Meus cumprimentos incluem também a classe trabalhadora de nosso país. Sua força organizada é o orgulho do movimento. Vocês continuam a ser a força mais confiável na luta pelo fim da exploração e da opressão.
Presto tributo às muitas comunidades religiosas que levaram adiante a campanha pela justiça quando as organizações de nosso povo foram silenciadas.

Saúdo os líderes tradicionais de nosso país. Muitos dentre vocês continuam a seguir nas pegadas de grandes heróis como Hintsa e Sekhukhuni.

Presto tributo ao heroísmo incansável da juventude. Vocês, os jovens leões, energizaram a nossa luta.

Presto tributo às mães, mulheres e filhas da nação. Vocês são a firme base de nossa luta. O apartheid causou mais sofrimento a vocês que a quaisquer outras pessoas.

Gostaria de aproveitar a ocasião para agradecer a comunidade mundial pela sua grande contribuição à luta contra o apartheid. Sem seu apoio, nossa luta não teria atingido o avançado estágio em que nos encontramos. Os sacrifícios dos Estados de linha de frente serão para sempre lembrados pelos sul-africanos.

Minhas saudações ficariam incompletas sem que eu expressasse minha profunda apreciação pela força que minha amada mulher e família me deram durante os longos e solitários anos de prisão.

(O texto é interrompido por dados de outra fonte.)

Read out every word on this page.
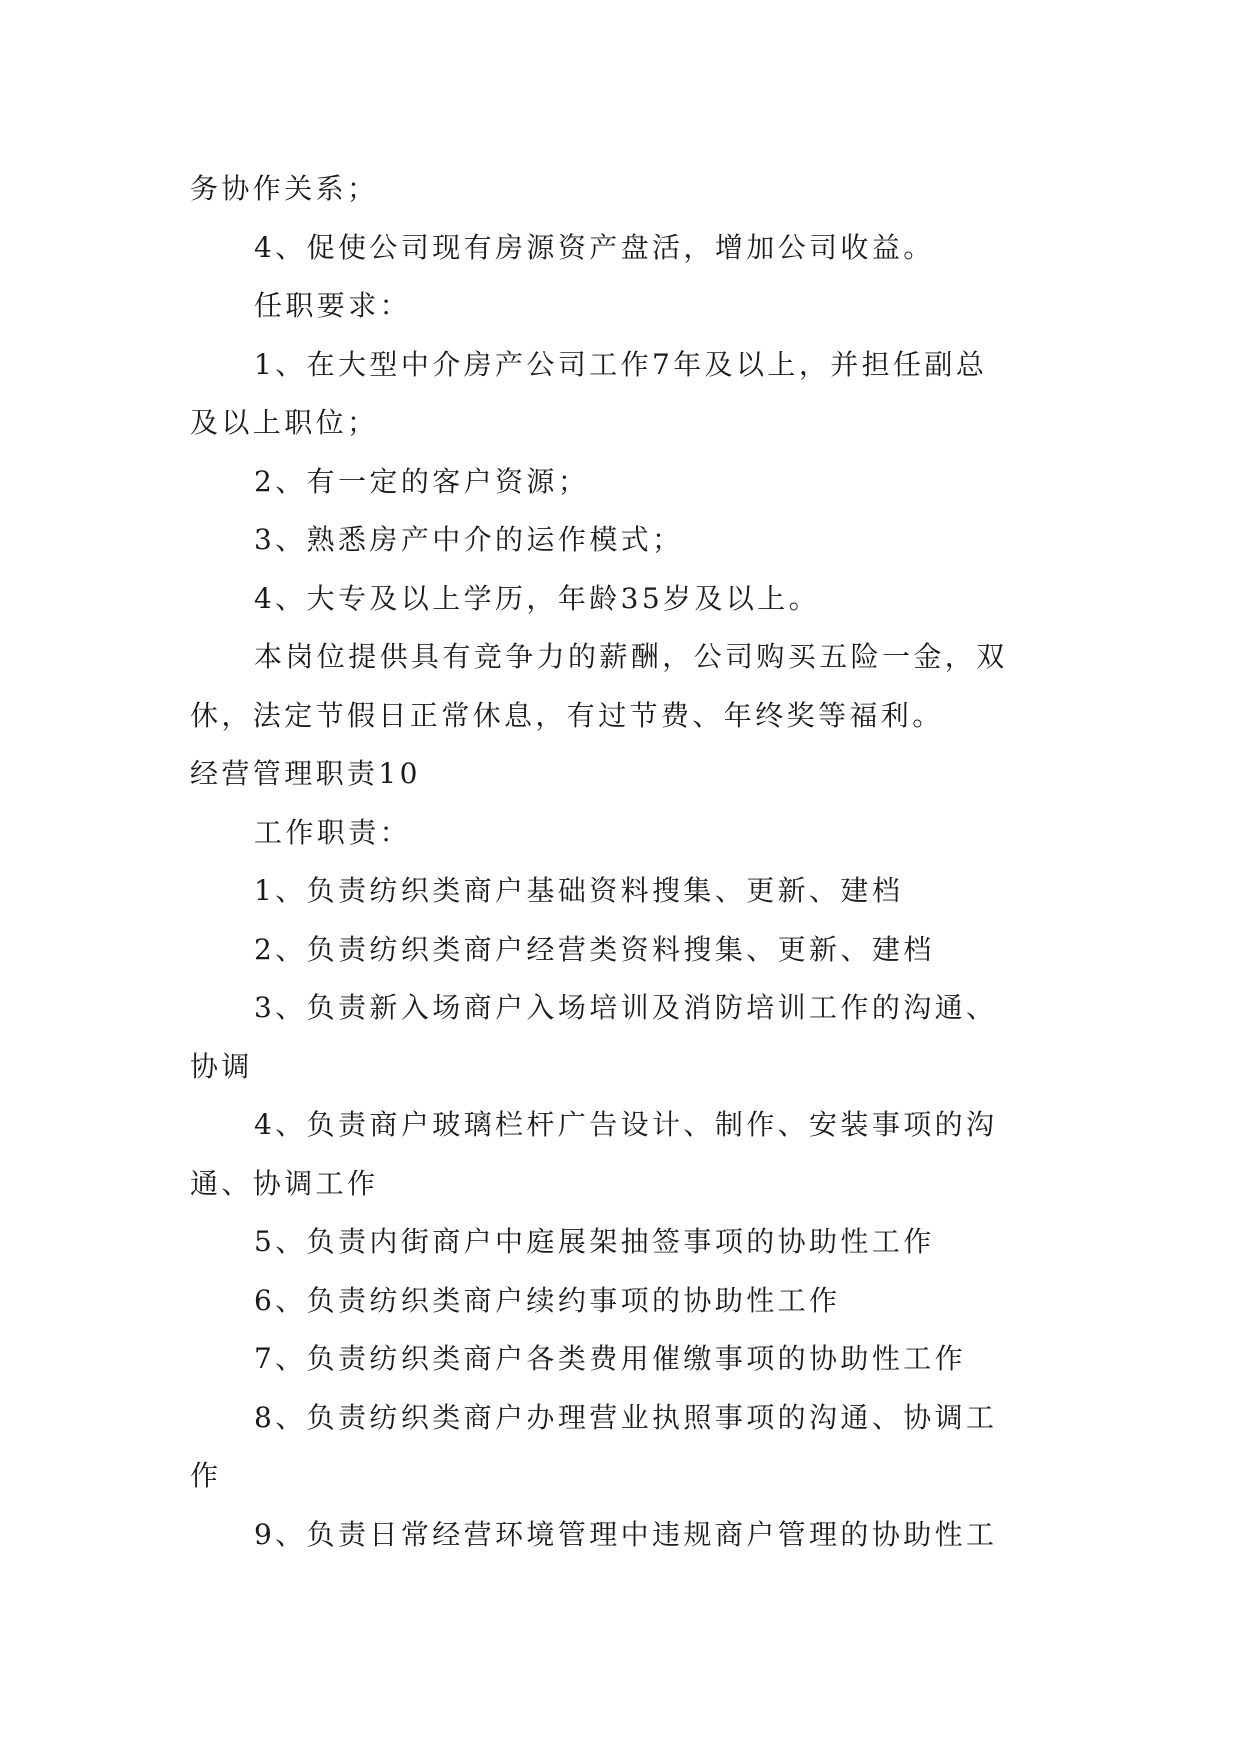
务协作关系；
4、促使公司现有房源资产盘活，增加公司收益。
任职要求：
1、在大型中介房产公司工作7年及以上，并担任副总
及以上职位；
2、有一定的客户资源；
3、熟悉房产中介的运作模式；
4、大专及以上学历，年龄35岁及以上。
本岗位提供具有竞争力的薪酬，公司购买五险一金，双
休，法定节假日正常休息，有过节费、年终奖等福利。
经营管理职责10
工作职责：
1、负责纺织类商户基础资料搜集、更新、建档
2、负责纺织类商户经营类资料搜集、更新、建档
3、负责新入场商户入场培训及消防培训工作的沟通、
协调
4、负责商户玻璃栏杆广告设计、制作、安装事项的沟
通、协调工作
5、负责内街商户中庭展架抽签事项的协助性工作
6、负责纺织类商户续约事项的协助性工作
7、负责纺织类商户各类费用催缴事项的协助性工作
8、负责纺织类商户办理营业执照事项的沟通、协调工
作
9、负责日常经营环境管理中违规商户管理的协助性工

Estou convencido de que os sofrimentos de vocês foram muito maiores que os meus.

Antes de ir adiante, gostaria de deixar claro que pretendo fazer apenas alguns comentários, neste momento. Farei uma declaração mais completa apenas depois que tiver a oportunidade de consultar meus camaradas.

Hoje, a maioria dos sul-africanos, negros e brancos, reconhece que o apartheid não tem futuro. Precisa ser encerrado por nossa decisiva ação em massa a fim de criar paz e segurança. As campanhas de massa em desafio ao apartheid e as demais ações de nossa organização e do povo só podem culminar no estabelecimento da democracia.

A destruição que o apartheid causou em nosso subcontinente é incalculável. O tecido da vida familiar de milhões de membros do meu povo foi destruído. Milhões de pessoas estão desabrigadas e desempregadas, nossa economia está arruinada e nosso povo vive em conflito político.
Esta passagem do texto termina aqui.